What’s the name “Teplio” about?

I’ve never understood why the name “Tepilo” was chosen. I remember reading somewhere that Sarah Beeny named the site Tepilo because her dad used to tell her about a place called Tepilo as a child. That’s a cute story, it really is, but it’s a complete dogshit name for a property website that’s trying to gain mass traffic.

The name makes no branding sense because it’s ridiculously difficult to remember/spell. If someone said, “yeah, check out the website Tepilo if you want to sell your house”, the average person would probably look bewildered and say, “What? torpedo? tortilla? tornado? What the hell are you saying?”

Even after spelling it out, T-E-P-I-L-O, I can’t imagine it would be remembered for longer than a few seconds (if that). I still find myself Google’ing, “Sarah Beeny Tep” to find the site because I find that easier. Fortunately, trusty Google does the hard work for me and pulls up the correct site.

Websites like “Rightmove” and “Gumtree” are easy to remember because they’re a combination of two every day words that EVERYONE uses – “RIGHT” and “MOVE”. Anyways, the branding decision for Teplilo always urked me. In my opinion, the name Tepilo is their Achilles heal. If not, it’s at least a sweaty boil on the forehead repelling the crap out of people.

Terrible marketing decision.

Poor usability and design

I wasn’t really a fan of the design; it seems over-complicated and too “quirky” – there are too many buttons and sliding windows everywhere.

Adding a property was tedious, there were just way too many boxes and options to fill in. As a landlord, I just want to get my property listed quickly and easily. No fuss, no drama.

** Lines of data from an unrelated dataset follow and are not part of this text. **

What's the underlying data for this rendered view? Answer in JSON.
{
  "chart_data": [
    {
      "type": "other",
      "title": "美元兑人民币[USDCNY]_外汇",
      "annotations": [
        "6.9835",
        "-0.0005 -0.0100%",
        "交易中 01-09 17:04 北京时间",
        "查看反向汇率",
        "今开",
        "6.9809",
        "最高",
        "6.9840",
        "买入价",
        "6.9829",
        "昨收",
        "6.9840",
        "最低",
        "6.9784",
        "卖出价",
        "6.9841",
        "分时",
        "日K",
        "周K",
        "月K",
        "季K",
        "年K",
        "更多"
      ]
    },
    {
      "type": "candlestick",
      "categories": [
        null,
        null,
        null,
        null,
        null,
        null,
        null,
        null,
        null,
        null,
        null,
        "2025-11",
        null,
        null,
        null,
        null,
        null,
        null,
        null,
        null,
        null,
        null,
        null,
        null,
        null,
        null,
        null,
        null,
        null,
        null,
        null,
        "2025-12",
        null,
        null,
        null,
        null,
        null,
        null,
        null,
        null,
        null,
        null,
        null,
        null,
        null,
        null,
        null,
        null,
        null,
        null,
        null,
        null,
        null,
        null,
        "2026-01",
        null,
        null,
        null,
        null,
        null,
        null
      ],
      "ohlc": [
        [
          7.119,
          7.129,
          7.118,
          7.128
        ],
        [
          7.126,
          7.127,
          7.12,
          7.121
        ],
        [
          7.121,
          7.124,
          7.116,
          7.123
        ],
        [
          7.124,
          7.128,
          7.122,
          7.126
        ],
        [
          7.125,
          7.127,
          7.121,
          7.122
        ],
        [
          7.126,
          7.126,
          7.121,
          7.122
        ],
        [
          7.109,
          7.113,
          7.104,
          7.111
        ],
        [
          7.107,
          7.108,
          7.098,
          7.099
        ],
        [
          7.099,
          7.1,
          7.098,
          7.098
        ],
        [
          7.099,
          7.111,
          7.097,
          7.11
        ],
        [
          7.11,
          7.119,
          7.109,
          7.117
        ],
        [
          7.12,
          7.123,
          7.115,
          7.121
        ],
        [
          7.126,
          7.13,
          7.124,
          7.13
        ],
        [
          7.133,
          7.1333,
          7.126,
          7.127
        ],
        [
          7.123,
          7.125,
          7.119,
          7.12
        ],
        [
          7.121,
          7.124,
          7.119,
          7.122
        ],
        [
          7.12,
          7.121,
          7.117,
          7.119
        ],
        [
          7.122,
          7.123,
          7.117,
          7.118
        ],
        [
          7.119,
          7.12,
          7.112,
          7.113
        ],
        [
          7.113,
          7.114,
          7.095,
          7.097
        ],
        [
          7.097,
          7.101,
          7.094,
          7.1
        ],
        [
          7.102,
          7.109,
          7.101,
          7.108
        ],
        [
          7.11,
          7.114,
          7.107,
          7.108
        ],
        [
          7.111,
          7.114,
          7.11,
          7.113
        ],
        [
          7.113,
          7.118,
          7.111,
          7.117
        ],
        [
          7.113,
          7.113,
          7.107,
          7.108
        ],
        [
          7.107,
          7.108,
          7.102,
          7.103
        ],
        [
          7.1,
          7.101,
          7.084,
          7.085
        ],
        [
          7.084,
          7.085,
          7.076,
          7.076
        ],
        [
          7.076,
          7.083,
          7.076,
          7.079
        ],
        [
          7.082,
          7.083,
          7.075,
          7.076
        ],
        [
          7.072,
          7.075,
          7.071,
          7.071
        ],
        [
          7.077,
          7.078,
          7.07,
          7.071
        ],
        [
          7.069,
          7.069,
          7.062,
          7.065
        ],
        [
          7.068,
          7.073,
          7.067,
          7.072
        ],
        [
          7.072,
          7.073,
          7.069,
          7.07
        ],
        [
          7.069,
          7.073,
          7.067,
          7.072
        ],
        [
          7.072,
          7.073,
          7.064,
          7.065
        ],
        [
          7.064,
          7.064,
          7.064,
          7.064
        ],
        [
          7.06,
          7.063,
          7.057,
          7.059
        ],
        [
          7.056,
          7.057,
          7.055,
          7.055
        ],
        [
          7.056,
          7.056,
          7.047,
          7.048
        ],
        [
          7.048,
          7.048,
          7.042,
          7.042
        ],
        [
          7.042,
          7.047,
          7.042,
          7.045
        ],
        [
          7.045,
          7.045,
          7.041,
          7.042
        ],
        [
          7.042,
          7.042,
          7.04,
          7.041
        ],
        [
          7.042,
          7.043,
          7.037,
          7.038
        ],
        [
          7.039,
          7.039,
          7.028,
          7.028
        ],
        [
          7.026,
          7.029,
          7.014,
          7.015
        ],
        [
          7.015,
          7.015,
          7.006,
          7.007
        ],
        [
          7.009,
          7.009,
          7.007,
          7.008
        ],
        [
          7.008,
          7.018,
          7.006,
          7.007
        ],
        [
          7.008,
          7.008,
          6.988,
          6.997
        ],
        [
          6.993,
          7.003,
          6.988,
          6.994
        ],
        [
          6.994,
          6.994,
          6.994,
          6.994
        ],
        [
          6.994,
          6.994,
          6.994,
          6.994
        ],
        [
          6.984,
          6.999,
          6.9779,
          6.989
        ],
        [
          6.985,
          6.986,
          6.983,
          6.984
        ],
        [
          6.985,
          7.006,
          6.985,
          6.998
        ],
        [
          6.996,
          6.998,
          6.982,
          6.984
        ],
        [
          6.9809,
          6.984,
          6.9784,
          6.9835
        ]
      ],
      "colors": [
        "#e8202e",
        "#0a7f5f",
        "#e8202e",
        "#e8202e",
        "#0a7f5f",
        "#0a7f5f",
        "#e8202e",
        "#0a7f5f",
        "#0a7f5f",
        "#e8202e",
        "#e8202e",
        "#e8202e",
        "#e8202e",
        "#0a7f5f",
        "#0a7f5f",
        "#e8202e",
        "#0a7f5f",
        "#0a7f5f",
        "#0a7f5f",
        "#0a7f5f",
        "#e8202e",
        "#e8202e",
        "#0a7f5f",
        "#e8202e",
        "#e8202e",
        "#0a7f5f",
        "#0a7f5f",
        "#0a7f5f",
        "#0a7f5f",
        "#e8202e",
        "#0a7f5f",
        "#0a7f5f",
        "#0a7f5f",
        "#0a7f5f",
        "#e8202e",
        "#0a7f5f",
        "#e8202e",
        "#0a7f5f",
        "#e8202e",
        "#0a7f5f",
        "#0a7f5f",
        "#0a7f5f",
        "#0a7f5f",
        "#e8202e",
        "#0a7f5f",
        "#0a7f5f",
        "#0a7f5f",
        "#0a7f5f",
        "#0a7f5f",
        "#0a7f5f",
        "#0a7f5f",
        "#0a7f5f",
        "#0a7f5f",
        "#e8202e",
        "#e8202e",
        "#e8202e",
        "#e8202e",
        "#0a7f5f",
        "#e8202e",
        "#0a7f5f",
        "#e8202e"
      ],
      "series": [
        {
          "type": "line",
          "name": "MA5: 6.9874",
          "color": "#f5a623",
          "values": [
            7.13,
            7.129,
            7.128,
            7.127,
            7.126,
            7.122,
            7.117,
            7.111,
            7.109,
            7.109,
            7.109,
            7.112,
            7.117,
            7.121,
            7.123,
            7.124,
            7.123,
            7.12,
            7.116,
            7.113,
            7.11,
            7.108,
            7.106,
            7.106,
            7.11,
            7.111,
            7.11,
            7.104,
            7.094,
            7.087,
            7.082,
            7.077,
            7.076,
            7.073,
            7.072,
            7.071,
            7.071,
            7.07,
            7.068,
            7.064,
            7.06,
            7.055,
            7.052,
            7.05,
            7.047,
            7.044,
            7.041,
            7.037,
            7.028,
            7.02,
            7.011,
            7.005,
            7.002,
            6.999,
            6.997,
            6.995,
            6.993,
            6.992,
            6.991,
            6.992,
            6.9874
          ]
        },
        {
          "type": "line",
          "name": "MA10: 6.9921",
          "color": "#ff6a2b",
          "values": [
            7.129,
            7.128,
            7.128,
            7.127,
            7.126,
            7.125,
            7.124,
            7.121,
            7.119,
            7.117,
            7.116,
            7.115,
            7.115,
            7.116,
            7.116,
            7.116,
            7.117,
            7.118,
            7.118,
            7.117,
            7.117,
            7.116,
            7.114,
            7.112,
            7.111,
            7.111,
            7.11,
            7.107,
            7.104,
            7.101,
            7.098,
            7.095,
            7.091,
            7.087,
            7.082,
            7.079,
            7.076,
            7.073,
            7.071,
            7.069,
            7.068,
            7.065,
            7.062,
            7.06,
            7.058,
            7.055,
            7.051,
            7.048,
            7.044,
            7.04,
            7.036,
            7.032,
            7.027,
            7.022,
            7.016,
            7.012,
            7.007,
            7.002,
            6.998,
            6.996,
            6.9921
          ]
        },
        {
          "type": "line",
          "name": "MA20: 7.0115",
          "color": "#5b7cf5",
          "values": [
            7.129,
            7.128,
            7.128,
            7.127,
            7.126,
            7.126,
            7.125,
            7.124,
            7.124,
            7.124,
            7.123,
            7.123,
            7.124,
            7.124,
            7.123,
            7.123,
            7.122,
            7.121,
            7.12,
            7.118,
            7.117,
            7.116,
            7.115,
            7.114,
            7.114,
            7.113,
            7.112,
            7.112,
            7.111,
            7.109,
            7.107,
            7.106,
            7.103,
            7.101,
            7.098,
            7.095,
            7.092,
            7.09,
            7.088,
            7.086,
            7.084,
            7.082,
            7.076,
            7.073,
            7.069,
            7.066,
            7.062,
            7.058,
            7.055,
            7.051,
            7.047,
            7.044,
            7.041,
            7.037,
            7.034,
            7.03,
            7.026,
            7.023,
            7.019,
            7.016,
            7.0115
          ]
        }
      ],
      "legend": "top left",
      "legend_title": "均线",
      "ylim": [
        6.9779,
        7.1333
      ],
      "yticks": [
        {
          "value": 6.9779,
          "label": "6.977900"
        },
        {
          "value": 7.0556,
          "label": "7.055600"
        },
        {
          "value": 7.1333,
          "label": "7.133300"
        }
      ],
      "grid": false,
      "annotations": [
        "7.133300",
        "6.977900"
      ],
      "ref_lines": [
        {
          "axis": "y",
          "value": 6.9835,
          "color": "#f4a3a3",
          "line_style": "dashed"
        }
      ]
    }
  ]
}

Lastly, prospective tenants have to register before they can send an enquiry. Urgh. That’s disgusting! Talk about killing enquiries with a sledge hammer.

I’m guessing they want to build a ‘tenant database’. But that’s a terrible trade-off; I’d put usability way before building a database.

Anyways, I won’t dwell on it too much, so I’m going to promptly wrap this shizzle up and get on with my day.

I wont be using Tortilla again

Unless Torpedo do something dramatic to beef up lead generation I probably won’t bother using their platform again. At least, not for trying to fill a vacant rental property. I’ll be sticking to websites that can get my property across platforms like Rightmove & Zoopla, like OpenRent. That’s for God damn sure.

Has anyone tried Teplio?

If you’ve tried Teplio, did you have any success? Let me know your experience, people!

Tears on my pillow

Writing this disappointing review actually hurt because I’m a huge Sarah Beeny fan. I currently have mascara running down my cheeks, and I think a part of me just died. However, I hope Beeny can forgive me. I hope she understands (I’m confident she does) that vacant properties costs landlords stacks of money, so relying on Torpedo to find tenants is currently financial suicide.

I’d just like to clarify, just because Tortilla didn’t work for me, it’s not to say it won’t work for anyone else.

Good or bad, what’s your experience been like?

Update: Tepilo’s website seems to have gone through major renovation since I wrote this review, and it definitely appears to be more functional. However, I still won’t be using their service again, because it doesn’t appear like their service has improved with the redesign – they’ve managed to rack-up quite an impressive collection of horrendous ratings and feedback on TrustPilot.